Submitted by Punam (user info) at 2005-02-15 02:24:20 EST (#)
Ranking: 2
It's honest, and that's refreshing. This relationship is going to play it's course regardless, but I say do your best to let her go. Good luck.
Submitted by hungovermondays (user info) at 2005-02-15 02:04:06 EST (#)
Ranking: 2
let me try this again.
having been the one to "make a break," I have learned that it is a baby step to figuring out what you want.
for me, the chick said, "if you move out, we break up." and i moved out. My last boss, who is female, had her boyfriend do the same to her, but when she made the strong play, he decided to stay.
If you don't cave, you may not get the girl, but at least you don't have to feel like a door-mat.
Submitted by Dead_0hi0_Sky (user info) at 2005-02-15 02:03:18 EST (#)
Ranking: -2
VINDICATED! I AM SELFISH, I AM WRONG, I AM RIGHT! I SWEAR I KNEW IT ALL ALONG!
dude, heres 'THE' advice. go out, get wasted, get a real bitchin' harley davidson tattoo on your back, buy two hookers, rent a cheap motel out in boise, and forget about Emo. its a terrible lifestyle.
Submitted by hungovermondays (user info) at 2005-02-15 01:59:44 EST (#)
Ranking: 2
uhmm, if you make a strong play, she may come back to you, she may not.
if you go weak, she will likely hang around, but will NEVER get back with you.
Submitted by bush_for_god (user info) at 2005-02-15 01:43:29 EST (#)
Ranking: 0
thx Hungover, but, so, this means that the chances of us being an item again are pretty much zero huh.
and another question...has anyone ever had a pre-meditated 'break' and gotten back together??
Submitted by hungovermondays (user info) at 2005-02-15 01:35:32 EST (#)
Ranking: 2
alright brother. take it easy.
from my exp. "taking a break" means 2 things, either I don't want to be with you anymore, but like having you around, or the much more fucked up, I need you to get real mad, say something crazy ............

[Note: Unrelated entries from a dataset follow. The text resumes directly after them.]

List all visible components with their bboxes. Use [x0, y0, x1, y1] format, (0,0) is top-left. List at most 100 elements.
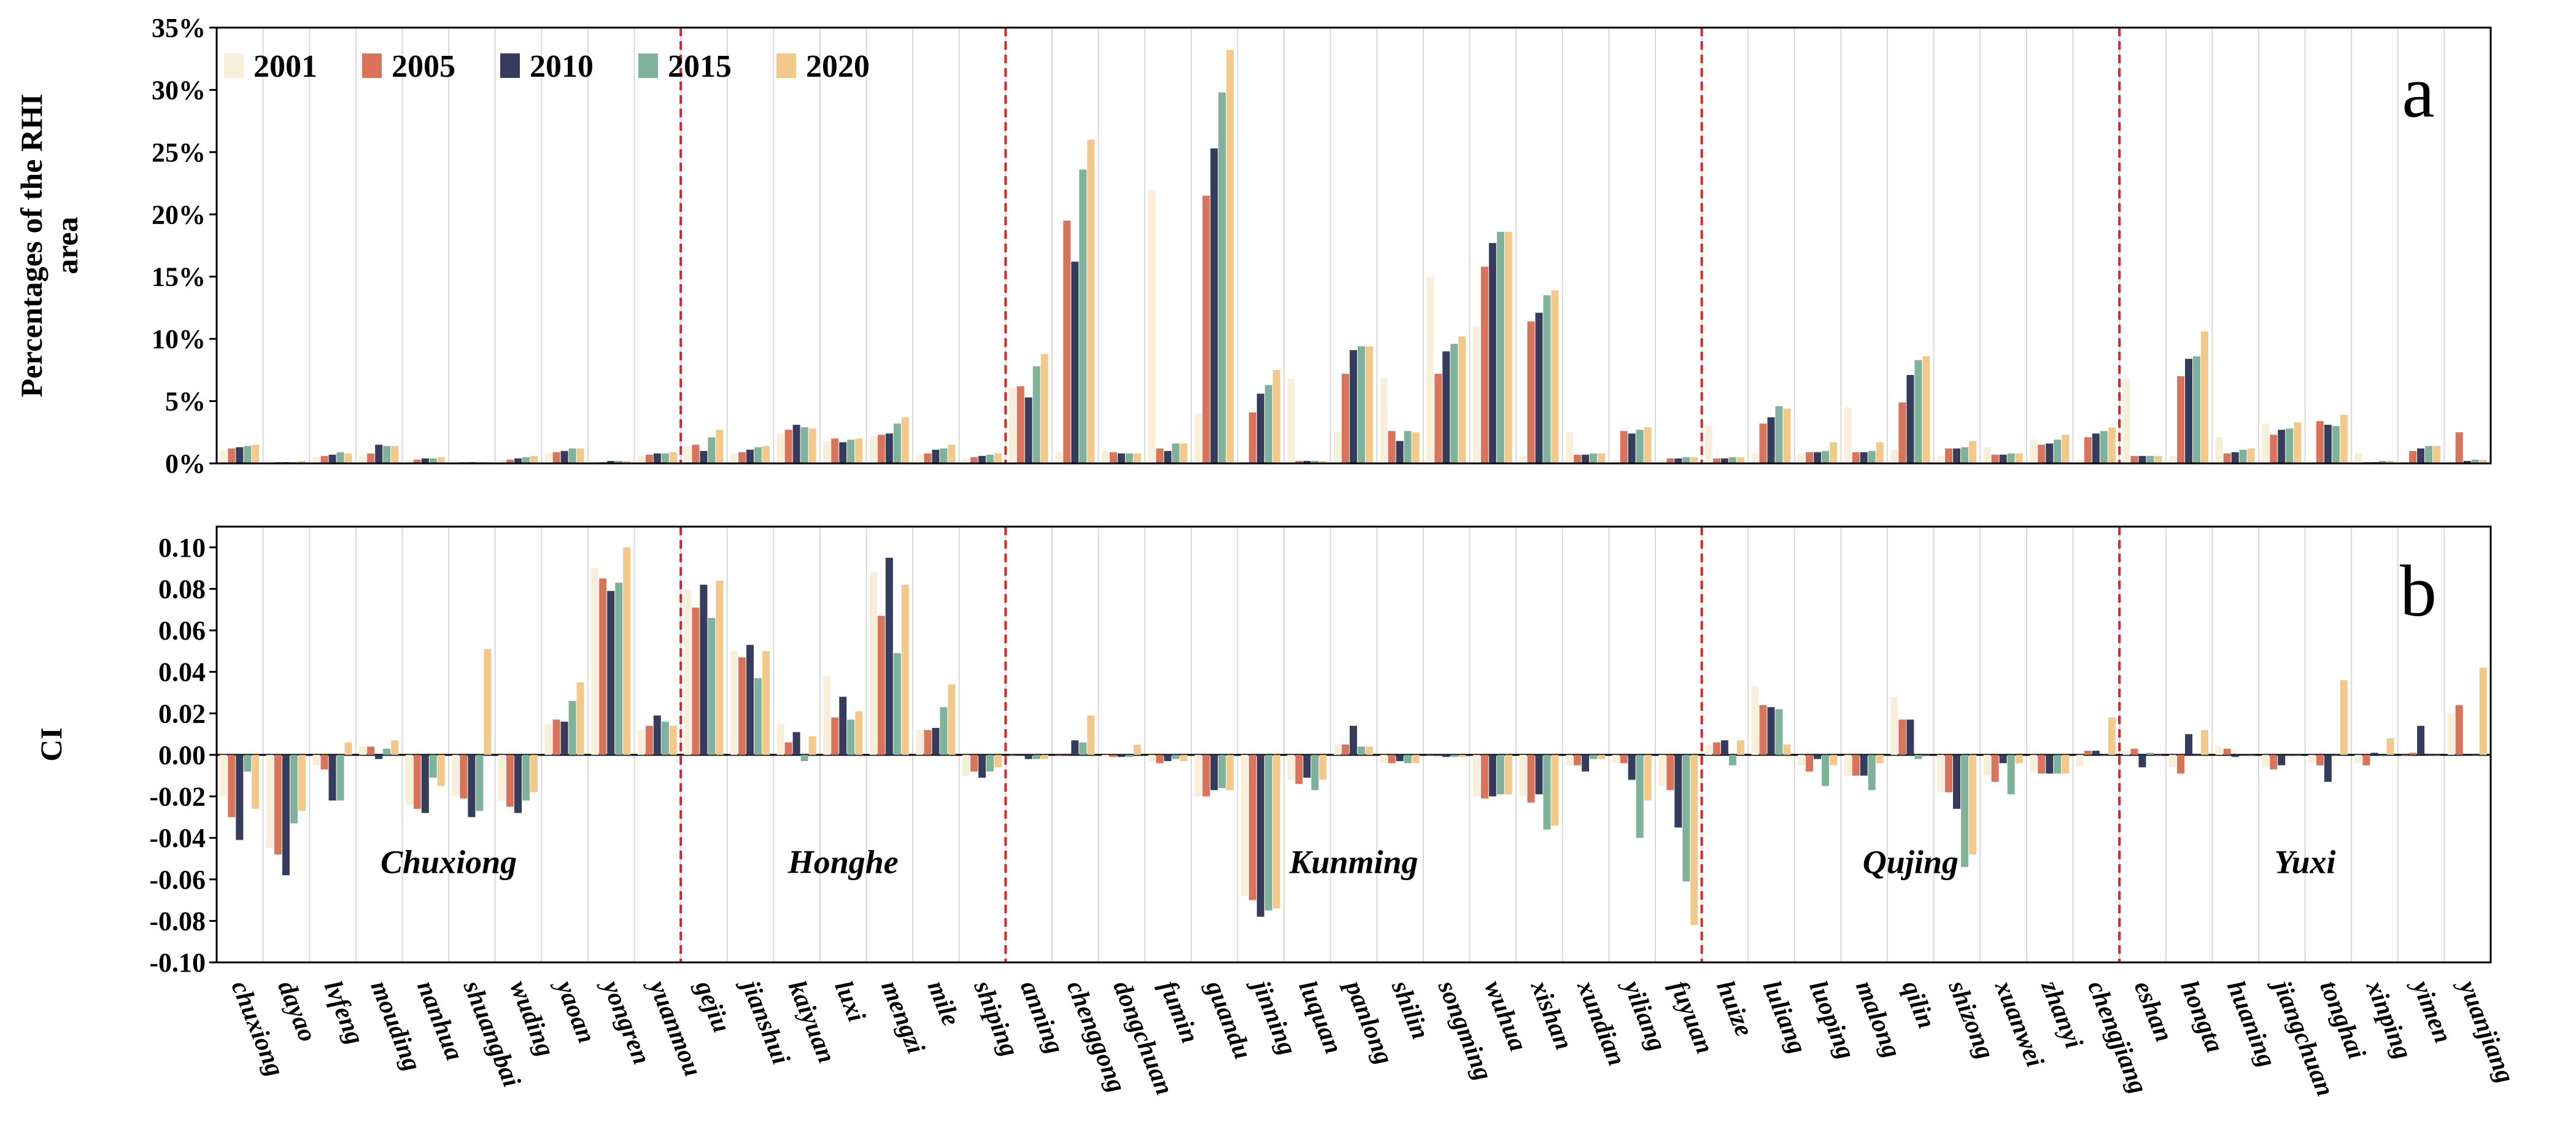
bar-2010-guandu: [1210, 754, 1218, 791]
bar-2005-tonghai: [2316, 754, 2324, 765]
bar-2005-fumin: [1156, 754, 1164, 764]
bar-2020-mengzi: [901, 417, 909, 463]
bar-2010-mouding: [375, 444, 383, 463]
bar-2001-shiping: [962, 754, 970, 776]
bar-2005-qilin: [1898, 719, 1906, 755]
bar-2020-qilin: [1922, 754, 1930, 756]
bar-2015-shiping: [986, 754, 994, 772]
bar-2001-luoping: [1798, 453, 1806, 463]
bar-2001-lvfeng: [312, 754, 320, 765]
bar-2020-hongta: [2201, 730, 2209, 755]
bar-2010-xuanwei: [1999, 754, 2007, 764]
bar-2020-dongchuan: [1133, 745, 1141, 755]
y-tick-label: -0.08: [149, 906, 206, 936]
bar-2020-yaoan: [576, 682, 584, 755]
bar-2001-chengjiang: [2076, 459, 2084, 463]
legend-label: 2015: [668, 49, 732, 84]
bar-2010-wuding: [514, 458, 522, 463]
legend-swatch: [500, 53, 520, 78]
bar-2020-kaiyuan: [808, 736, 816, 755]
bar-2005-yimen: [2409, 451, 2417, 463]
legend-label: 2020: [806, 49, 870, 84]
bar-2010-nanhua: [421, 458, 429, 463]
bar-2005-chenggong: [1063, 754, 1071, 756]
bar-2001-wuhua: [1472, 326, 1480, 463]
bar-2001-anning: [1008, 387, 1016, 463]
bar-2010-dayao: [282, 754, 290, 875]
bar-2001-chenggong: [1055, 452, 1063, 463]
bar-2005-shizong: [1944, 448, 1952, 463]
bar-2010-luxi: [839, 442, 847, 463]
bar-2010-luliang: [1767, 707, 1775, 755]
bar-2001-xinping: [2354, 453, 2362, 463]
bar-2015-huize: [1728, 457, 1736, 463]
bar-2015-lvfeng: [336, 452, 344, 463]
bar-2001-shiping: [962, 458, 970, 463]
bar-2010-chuxiong: [236, 754, 244, 840]
bar-2020-huize: [1736, 740, 1744, 755]
bar-2015-xinping: [2378, 754, 2386, 756]
bar-2005-nanhua: [413, 459, 421, 463]
bar-2001-dongchuan: [1101, 451, 1109, 463]
bar-2020-jinning: [1272, 369, 1280, 463]
bar-2010-shiping: [978, 754, 986, 778]
x-tick-label: wuhua: [1479, 977, 1532, 1056]
bar-2010-luxi: [839, 697, 847, 755]
bar-2001-yimen: [2401, 460, 2409, 463]
bar-2005-jinning: [1248, 412, 1256, 463]
bar-2020-yaoan: [576, 448, 584, 463]
bar-2005-songming: [1434, 754, 1442, 756]
bar-2005-chengjiang: [2084, 751, 2092, 755]
bar-2010-xishan: [1535, 312, 1543, 463]
city-group-label: Chuxiong: [381, 844, 517, 881]
bar-2015-luquan: [1311, 754, 1319, 791]
bar-2010-wuhua: [1488, 242, 1496, 463]
bar-2015-jiangchuan: [2286, 428, 2294, 463]
legend-swatch: [638, 53, 658, 78]
bar-2020-shiping: [994, 754, 1002, 768]
bar-2001-yaoan: [544, 453, 552, 463]
bar-2010-yiliang: [1628, 754, 1636, 780]
bar-2020-huize: [1736, 457, 1744, 463]
bar-2010-zhanyi: [2046, 443, 2054, 463]
bar-2010-fuyuan: [1674, 458, 1682, 463]
bar-2020-malong: [1876, 442, 1884, 463]
bar-2015-fumin: [1172, 443, 1180, 463]
bar-2015-yaoan: [568, 701, 576, 755]
bar-2001-mile: [916, 730, 924, 755]
bar-2015-eshan: [2146, 752, 2154, 755]
bar-2010-yuanjiang: [2463, 754, 2471, 756]
legend-swatch: [224, 53, 244, 78]
bar-2015-xishan: [1543, 295, 1551, 463]
x-tick-label: zhanyi: [2035, 976, 2088, 1053]
bar-2001-xundian: [1566, 432, 1574, 463]
bar-2001-mile: [916, 454, 924, 463]
bar-2005-luxi: [831, 438, 839, 463]
bar-2001-wuding: [498, 754, 506, 801]
bar-2001-eshan: [2122, 379, 2130, 463]
y-tick-label: -0.04: [149, 823, 206, 853]
bar-2015-dongchuan: [1125, 754, 1133, 757]
bar-2015-xuanwei: [2007, 754, 2015, 795]
bar-2001-lvfeng: [312, 457, 320, 463]
bar-2001-luliang: [1751, 453, 1759, 463]
bar-2020-fumin: [1180, 754, 1188, 762]
bar-2005-malong: [1852, 452, 1860, 463]
bar-2005-wuding: [506, 754, 514, 807]
bar-2020-yuanmou: [669, 725, 677, 755]
y-tick-label: 10%: [152, 324, 206, 354]
bar-2005-chenggong: [1063, 220, 1071, 463]
bar-2001-tonghai: [2308, 754, 2316, 764]
bar-2010-tonghai: [2324, 425, 2332, 463]
bar-2005-mile: [924, 453, 932, 463]
bar-2020-shizong: [1968, 754, 1976, 855]
bar-2015-hongta: [2193, 356, 2201, 463]
bar-2001-gejiu: [684, 589, 692, 755]
bar-2005-yuanjiang: [2455, 705, 2463, 755]
bar-2001-shilin: [1380, 379, 1388, 463]
bar-2015-anning: [1032, 366, 1040, 463]
bar-2015-mile: [940, 707, 948, 755]
bar-2015-yuanjiang: [2471, 459, 2479, 463]
bar-2005-yaoan: [552, 719, 560, 755]
bar-2020-luoping: [1830, 442, 1838, 463]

fuck it. The truth is, you need to be strong and firm. She is leaving you, and you have 2 options
1-be her sort of friend, there for her to talk to when she is "having a hard day."
or
2- say, "if you don't want to be with me, that is okay, but it is too hard for me to continue a friendship with you now." and wait to she what she does.
anyway, I feel you on the social anxiety thing. I used to have it real bad.